All of that, of course, would be phenomenal, and would make for a career profile not seen since Bernard Hinault (no, various combinations of Vueltas and Clasicas San Sebastian don’t count for entrance to the grand tour/classic pantheon). But if Cunego falls a bit too short in his Tour bid, that bit of failure could open up the door to a set of classics palmares that, with a good 10 more years yet to develop could put many of his predecessors to shame.

Parting Shots

  • I watched Sunday’s race courtesy of free service on cycling.tv. The picture was pretty good, and the commentary has come a long way over the years – they’re no longer giving shoutouts to fans while the crucial attacks are going down. Chapeau. I’m not sure whether Amstel was supposed to be free, or whether they just opened up the feed as a result of the same subscriber login problems they had last Sunday for Paris-Roubaix. Obviously, as a non-subscriber, the free access works great for me. But if I had paid $100 for a subscription to access races that are now being aired for free, I’d be fairly irritated, to say the least. I wonder if they’re getting significant blowback along those lines or whether, in a state of lowered expectations, subscribers are just happy to be able to see the feed at all?

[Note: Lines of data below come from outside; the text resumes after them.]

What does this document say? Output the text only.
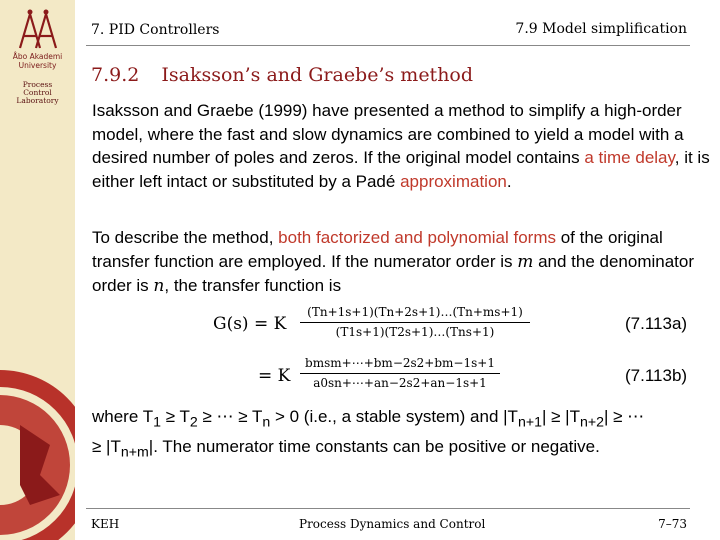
Åbo Akademi
University
Process
Control
Laboratory
7. PID Controllers	7.9 Model simplification
7.9.2 Isaksson’s and Graebe’s method
Isaksson and Graebe (1999) have presented a method to simplify a high-order model, where the fast and slow dynamics are combined to yield a model with a desired number of poles and zeros. If the original model contains a time delay, it is either left intact or substituted by a Padé approximation.
To describe the method, both factorized and polynomial forms of the original transfer function are employed. If the numerator order is m and the denominator order is n, the transfer function is
G(s) = K
(Tn+1s+1)(Tn+2s+1)…(Tn+ms+1)
(T1s+1)(T2s+1)…(Tns+1)	(7.113a)
= K
bmsm+⋯+bm−2s2+bm−1s+1
a0sn+⋯+an−2s2+an−1s+1	(7.113b)
where $T_1 \ge T_2$ ≥ ⋯ ≥ $T_n > 0$ (i.e., a stable system) and $|T_{n+1}| \ge |T_{n+2}|$ ≥ ⋯ ≥ $|T_{n+m}|$. The numerator time constants can be positive or negative.
KEH	Process Dynamics and Control	7–73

  • During the final sprint, and well after it, the commentators were getting all riled up because they thought the caravan diversion along the left side of the straight was confusing for riders and affecting the final sprint. They were looking at the moto shot at the time and got themselves in such a fluff that they missed the overhead shot, which showed that Cunego, Schleck, and Valverde never really came close to going that way, and that the guys waving them the right direction were actually spread out over 100 meters or so. Easy to forget how the moto shot foreshortens everything, eh? I can’t remember exactly, but I’m pretty sure the diversion has been there for awhile – places to cut off on top of the Cauberg aren’t exactly plentiful.

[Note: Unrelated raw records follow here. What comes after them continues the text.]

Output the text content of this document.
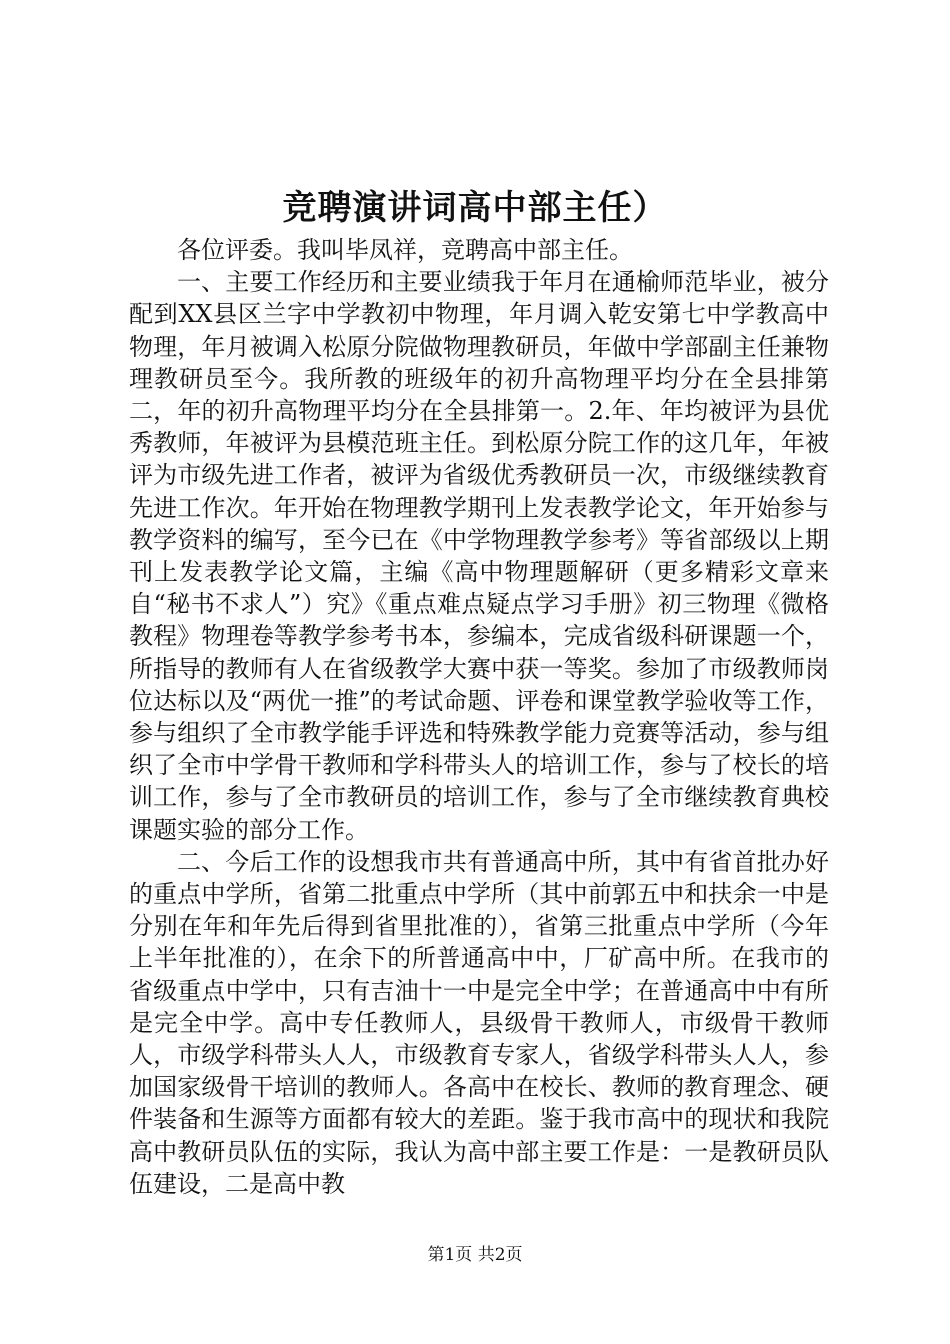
竞聘演讲词高中部主任）

各位评委。我叫毕凤祥，竞聘高中部主任。

一、主要工作经历和主要业绩我于年月在通榆师范毕业，被分配到XX县区兰字中学教初中物理，年月调入乾安第七中学教高中物理，年月被调入松原分院做物理教研员，年做中学部副主任兼物理教研员至今。我所教的班级年的初升高物理平均分在全县排第二，年的初升高物理平均分在全县排第一。2.年、年均被评为县优秀教师，年被评为县模范班主任。到松原分院工作的这几年，年被评为市级先进工作者，被评为省级优秀教研员一次，市级继续教育先进工作次。年开始在物理教学期刊上发表教学论文，年开始参与教学资料的编写，至今已在《中学物理教学参考》等省部级以上期刊上发表教学论文篇，主编《高中物理题解研（更多精彩文章来自“秘书不求人”）究》《重点难点疑点学习手册》初三物理《微格教程》物理卷等教学参考书本，参编本，完成省级科研课题一个，所指导的教师有人在省级教学大赛中获一等奖。参加了市级教师岗位达标以及“两优一推”的考试命题、评卷和课堂教学验收等工作，参与组织了全市教学能手评选和特殊教学能力竞赛等活动，参与组织了全市中学骨干教师和学科带头人的培训工作，参与了校长的培训工作，参与了全市教研员的培训工作，参与了全市继续教育典校课题实验的部分工作。

二、今后工作的设想我市共有普通高中所，其中有省首批办好的重点中学所，省第二批重点中学所（其中前郭五中和扶余一中是分别在年和年先后得到省里批准的），省第三批重点中学所（今年上半年批准的），在余下的所普通高中中，厂矿高中所。在我市的省级重点中学中，只有吉油十一中是完全中学；在普通高中中有所是完全中学。高中专任教师人，县级骨干教师人，市级骨干教师人，市级学科带头人人，市级教育专家人，省级学科带头人人，参加国家级骨干培训的教师人。各高中在校长、教师的教育理念、硬件装备和生源等方面都有较大的差距。鉴于我市高中的现状和我院高中教研员队伍的实际，我认为高中部主要工作是：一是教研员队伍建设，二是高中教

第1页 共2页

  • The shot capturing the left turn onto the Keutenberg on the last lap was pretty good. For me, that climb was perhaps the most shocking during a drive of the course. From a fairly main road, you turn onto one a hair wider than a golf cart path, more poorly maintained, and which tilts upwards like the driveway to Uncle Zeke’s mountain hideaway. When you hit the top, it’s still narrow, but dead flat and completely exposed to any hint of a breeze that may be stirring in the greater Netherlands/Germany/Belgium corridor, and the shoulders are mucky ruts. Fun stuff.

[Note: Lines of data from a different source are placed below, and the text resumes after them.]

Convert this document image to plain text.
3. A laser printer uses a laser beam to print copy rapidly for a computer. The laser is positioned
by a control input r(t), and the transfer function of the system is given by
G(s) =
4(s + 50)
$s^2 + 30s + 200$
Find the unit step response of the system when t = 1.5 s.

  • It’s been noted elsewhere that this is the first time Cunego has ridden the Amstel Gold. That makes his victory more impressive, since making it to the finish line without getting lost is a viable goal for your first year here. There are actually points on the course with arrows pointing one direction, a second set pointing the other direction, and a third set below that pointing back in the first direction. Sure, it’s decipherable if you’re studying the map and moving at Florida-retiree-in-a-Cadillac pace, but when you’ve got other things on your mind, like racing your bike or getting to the press room to pee, things can get confusing in a hurry.

  • I’d give the “know thyself” awards for Amstel go to Frank Schleck (CSC) and Davide Rebellin (Gerolsteiner). For differing reasons, both of them knew they wouldn’t be able to win a drag race up the Cauberg with Cunego and Valverde, and took their chances with attacks in the lead up. Schleck even managed to save enough to give it a go with Cunego in the sprint (though it turns out that was an order from the car), but the result would likely have been the same even if he’d tempered his aggression earlier on. It’s nice to see riders not just waiting for the bottom of the Cauberg and hoping for the best.

  • Thomas Dekker put in a credible ride to finish in the break for home team Rabobank, which is always itchy for a victory in the only Dutch classic. But Dekker clearly wasn’t in the hunt for victory, a fact confirmed by the outstanding if unsuccessful ride put in by his young teammate Robert Gesink, who pulled extremely hard for a long time trying to get Oscar Freire into position for a Cauberg sprint. The look of effort on Gesink’s face was priceless.